Es hat ja immer etwas Erschreckendes, wenn einem plötzlich lieb gewordene Gegner zustimmen. Man fragt sich: Liege ich also doch falsch?

So ging es mit heute morgen, als ich Slavoj Zizeks Plädoyer für eine „liberale Leitkultur“ in der Süddeutschen las. Ich habe vor vielen Jahren eine herbe Abrechnung mit Zizek im Merkur veröffentlicht („Auf der Suche nach dem guten Terror“, hier online). Zizek hat damals geantwortet, sein Text liegt auf perlentaucher vor.

In den letzten Jahren hatte ich nie den Eindruck, etwas zurücknehmen zu müssen von meiner ziemlich heftigen Polemik.

Und dann das.
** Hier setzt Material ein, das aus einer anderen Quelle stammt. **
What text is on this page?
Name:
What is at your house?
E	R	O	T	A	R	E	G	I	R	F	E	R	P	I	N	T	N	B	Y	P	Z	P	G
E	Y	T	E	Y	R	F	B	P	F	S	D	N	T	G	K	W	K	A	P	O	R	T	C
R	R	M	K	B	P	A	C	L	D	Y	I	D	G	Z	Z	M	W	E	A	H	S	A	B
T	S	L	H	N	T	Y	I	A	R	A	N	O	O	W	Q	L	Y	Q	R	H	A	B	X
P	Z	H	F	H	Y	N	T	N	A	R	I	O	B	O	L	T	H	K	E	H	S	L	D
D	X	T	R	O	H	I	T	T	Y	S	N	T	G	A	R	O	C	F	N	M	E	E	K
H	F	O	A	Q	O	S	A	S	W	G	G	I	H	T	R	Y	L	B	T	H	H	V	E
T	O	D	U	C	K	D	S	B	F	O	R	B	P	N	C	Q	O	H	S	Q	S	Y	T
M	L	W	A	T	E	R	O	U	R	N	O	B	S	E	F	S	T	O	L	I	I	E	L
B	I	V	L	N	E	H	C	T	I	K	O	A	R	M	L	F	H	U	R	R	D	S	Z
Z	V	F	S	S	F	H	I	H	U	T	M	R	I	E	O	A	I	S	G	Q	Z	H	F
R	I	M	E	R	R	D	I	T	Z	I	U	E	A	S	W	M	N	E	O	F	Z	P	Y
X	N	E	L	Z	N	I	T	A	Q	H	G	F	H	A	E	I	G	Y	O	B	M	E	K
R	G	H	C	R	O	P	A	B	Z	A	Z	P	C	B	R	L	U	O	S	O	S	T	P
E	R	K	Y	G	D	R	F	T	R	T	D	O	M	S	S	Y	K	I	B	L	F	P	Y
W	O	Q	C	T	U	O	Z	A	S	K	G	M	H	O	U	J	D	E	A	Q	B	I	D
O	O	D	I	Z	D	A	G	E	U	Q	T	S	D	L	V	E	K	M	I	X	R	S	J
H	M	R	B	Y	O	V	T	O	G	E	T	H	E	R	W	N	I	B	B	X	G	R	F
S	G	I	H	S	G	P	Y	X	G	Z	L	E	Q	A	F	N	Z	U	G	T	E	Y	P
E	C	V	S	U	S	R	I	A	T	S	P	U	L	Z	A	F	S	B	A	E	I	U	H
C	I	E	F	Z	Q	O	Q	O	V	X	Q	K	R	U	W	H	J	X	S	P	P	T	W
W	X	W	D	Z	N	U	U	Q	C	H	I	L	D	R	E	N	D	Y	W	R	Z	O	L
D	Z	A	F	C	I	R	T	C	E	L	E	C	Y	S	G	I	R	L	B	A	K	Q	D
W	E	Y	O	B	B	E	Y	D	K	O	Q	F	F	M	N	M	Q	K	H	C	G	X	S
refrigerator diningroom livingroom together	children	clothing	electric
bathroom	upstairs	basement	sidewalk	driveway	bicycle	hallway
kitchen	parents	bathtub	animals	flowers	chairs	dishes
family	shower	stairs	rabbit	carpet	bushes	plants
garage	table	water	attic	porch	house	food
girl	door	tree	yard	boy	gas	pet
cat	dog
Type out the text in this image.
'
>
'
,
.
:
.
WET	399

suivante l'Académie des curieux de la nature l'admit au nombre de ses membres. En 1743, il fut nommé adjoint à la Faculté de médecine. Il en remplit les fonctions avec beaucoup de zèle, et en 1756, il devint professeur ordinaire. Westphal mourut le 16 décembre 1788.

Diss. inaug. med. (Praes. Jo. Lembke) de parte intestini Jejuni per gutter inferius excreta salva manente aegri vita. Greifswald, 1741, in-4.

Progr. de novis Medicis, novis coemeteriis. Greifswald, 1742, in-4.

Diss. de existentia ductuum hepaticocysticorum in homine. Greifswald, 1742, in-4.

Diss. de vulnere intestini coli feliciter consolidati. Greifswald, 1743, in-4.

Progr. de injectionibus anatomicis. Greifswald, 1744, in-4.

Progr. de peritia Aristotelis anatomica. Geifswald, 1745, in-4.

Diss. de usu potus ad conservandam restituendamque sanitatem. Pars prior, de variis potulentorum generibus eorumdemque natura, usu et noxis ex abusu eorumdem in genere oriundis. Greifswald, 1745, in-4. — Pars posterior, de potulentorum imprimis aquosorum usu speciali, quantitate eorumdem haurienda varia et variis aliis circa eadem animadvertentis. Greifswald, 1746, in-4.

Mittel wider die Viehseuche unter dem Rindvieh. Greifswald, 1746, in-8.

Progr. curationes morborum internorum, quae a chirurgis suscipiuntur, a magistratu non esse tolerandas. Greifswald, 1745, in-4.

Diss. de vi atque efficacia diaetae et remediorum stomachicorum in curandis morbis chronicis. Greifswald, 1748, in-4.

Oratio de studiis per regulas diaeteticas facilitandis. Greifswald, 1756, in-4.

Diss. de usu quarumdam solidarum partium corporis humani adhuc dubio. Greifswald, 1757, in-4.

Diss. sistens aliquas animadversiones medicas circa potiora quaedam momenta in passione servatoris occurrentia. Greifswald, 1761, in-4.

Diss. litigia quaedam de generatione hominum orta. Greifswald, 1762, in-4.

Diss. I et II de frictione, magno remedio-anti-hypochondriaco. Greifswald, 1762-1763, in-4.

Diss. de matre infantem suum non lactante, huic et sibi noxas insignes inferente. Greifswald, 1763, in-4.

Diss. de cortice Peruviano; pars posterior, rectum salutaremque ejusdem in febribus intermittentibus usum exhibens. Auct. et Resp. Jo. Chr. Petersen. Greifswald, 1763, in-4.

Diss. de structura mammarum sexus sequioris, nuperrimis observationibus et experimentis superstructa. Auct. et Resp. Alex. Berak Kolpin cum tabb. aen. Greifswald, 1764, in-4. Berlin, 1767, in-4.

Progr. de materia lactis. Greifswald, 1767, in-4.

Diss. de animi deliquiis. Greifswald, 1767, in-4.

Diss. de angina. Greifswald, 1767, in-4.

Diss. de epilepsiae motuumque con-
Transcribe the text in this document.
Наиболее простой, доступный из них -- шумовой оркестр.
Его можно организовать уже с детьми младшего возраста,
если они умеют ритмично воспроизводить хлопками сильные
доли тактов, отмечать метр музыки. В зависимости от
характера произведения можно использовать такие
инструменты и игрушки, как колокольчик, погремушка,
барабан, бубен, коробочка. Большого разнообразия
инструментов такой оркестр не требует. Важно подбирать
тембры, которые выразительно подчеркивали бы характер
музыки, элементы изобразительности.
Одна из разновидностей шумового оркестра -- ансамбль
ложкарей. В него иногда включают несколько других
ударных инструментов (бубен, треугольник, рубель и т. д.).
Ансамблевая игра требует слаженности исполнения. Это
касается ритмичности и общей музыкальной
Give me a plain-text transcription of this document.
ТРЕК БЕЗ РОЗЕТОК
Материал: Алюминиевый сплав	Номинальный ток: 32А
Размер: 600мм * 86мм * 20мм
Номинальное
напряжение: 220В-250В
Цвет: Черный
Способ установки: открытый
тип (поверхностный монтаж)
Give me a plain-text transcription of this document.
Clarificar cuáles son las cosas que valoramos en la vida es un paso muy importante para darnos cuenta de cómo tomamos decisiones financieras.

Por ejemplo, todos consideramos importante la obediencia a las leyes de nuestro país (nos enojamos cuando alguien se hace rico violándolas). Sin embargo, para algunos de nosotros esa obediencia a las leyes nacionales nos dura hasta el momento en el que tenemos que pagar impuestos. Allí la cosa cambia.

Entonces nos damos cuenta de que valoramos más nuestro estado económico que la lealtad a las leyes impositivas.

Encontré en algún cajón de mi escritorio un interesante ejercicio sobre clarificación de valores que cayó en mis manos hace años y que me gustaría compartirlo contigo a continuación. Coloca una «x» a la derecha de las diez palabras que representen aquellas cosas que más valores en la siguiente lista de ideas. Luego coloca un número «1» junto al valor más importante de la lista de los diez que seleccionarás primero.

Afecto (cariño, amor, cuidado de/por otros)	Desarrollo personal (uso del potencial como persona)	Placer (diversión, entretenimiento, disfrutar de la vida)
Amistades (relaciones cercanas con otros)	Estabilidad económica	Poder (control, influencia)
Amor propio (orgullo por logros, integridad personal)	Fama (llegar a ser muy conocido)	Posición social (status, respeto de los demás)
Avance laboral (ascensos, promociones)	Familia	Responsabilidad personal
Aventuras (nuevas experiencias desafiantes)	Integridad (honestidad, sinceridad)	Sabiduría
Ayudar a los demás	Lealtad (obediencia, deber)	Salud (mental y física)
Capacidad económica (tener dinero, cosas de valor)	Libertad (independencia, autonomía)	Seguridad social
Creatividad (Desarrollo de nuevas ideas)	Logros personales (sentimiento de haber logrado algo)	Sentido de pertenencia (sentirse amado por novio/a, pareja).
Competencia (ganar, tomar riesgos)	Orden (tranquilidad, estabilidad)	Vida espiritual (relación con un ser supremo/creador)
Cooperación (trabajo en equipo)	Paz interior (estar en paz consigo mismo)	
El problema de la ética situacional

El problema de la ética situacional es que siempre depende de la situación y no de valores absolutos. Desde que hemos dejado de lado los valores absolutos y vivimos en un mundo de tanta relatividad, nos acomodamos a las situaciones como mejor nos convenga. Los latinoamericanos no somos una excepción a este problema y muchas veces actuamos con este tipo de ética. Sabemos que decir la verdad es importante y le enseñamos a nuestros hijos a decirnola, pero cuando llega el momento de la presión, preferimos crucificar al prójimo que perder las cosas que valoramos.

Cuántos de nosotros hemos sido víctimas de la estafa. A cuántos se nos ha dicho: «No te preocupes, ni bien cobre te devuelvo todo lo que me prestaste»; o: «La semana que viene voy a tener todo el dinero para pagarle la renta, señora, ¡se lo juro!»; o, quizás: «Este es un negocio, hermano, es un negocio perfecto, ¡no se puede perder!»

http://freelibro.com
Der Meister nähert sich meinem vor vier Jahren im Merkur dargelegten Gedanken an, gerade eine de facto multikulturelle Gesellschaft brauche eine Leitkultur. (Ich hatte auch noch für „Patriotismus“ plädiert.)

Zizek:

„Auch wenn liberale Linke die Idee einer „Leitkultur“ als heimlichen Rassismus verdammen, so wäre doch zuzugestehen, dass diese Idee zumindest eine angemessene Tatsachenbeschreibung darstellt.

Der Respekt individueller Freiheiten und Rechte, auch auf Kosten von Rechten einzelner Gruppen die volle Gleichberechtigung von Frauen, die Religionsfreiheit (inklusive des Atheismus), die Freiheit der sexuellen Orientierung, die Freiheit jeden und alles zu kritisieren, sind zentrale Bestandteile einer liberalen Leitkultur.

Das sollte auch die Antwort an all jene Moslems sein, die in westlichen Ländern gegen ihre Behandlung protestieren, während sie beispielsweise akzeptieren, dass es in Saudi-Arabien verboten ist, öffentlich nach einem anderen Glauben zu beten als dem Islam. Sie sollten akzeptieren, dass die gleiche Leitkultur, die ihnen ihre religiöse Freiheit im Westen garantiert, von ihnen den Respekt aller anderen Freiheiten abverlangt. Die Freiheit der Moslems ist Teil der Freiheit Salman Rushdies, zu schreiben, was er will. Man kann nicht nur die westlichen Freiheiten einklagen, die einem passen.

(…)

Die Meinungsfreiheit funktioniert nur, wenn alle den gleichen ungeschriebenen Höflichkeitsregeln folgen, die festlegen, welche Formen von Angriff unannehmbar sind, auch wenn sie letztlich vom Gesetz geschützt werden. Diese Höflichkeitsregeln können uns auch aufzeigen, welche Merkmale eines ethnischen oder religiösen Lebenswandels akzeptabel sind und welche nicht. Wenn sich allerdings nicht alle Beteiligten auf solche ungeschriebenen Formen einigen, wandelt sich der Multikulturalismus in gesetzlich geregelte Ignoranz und Hass.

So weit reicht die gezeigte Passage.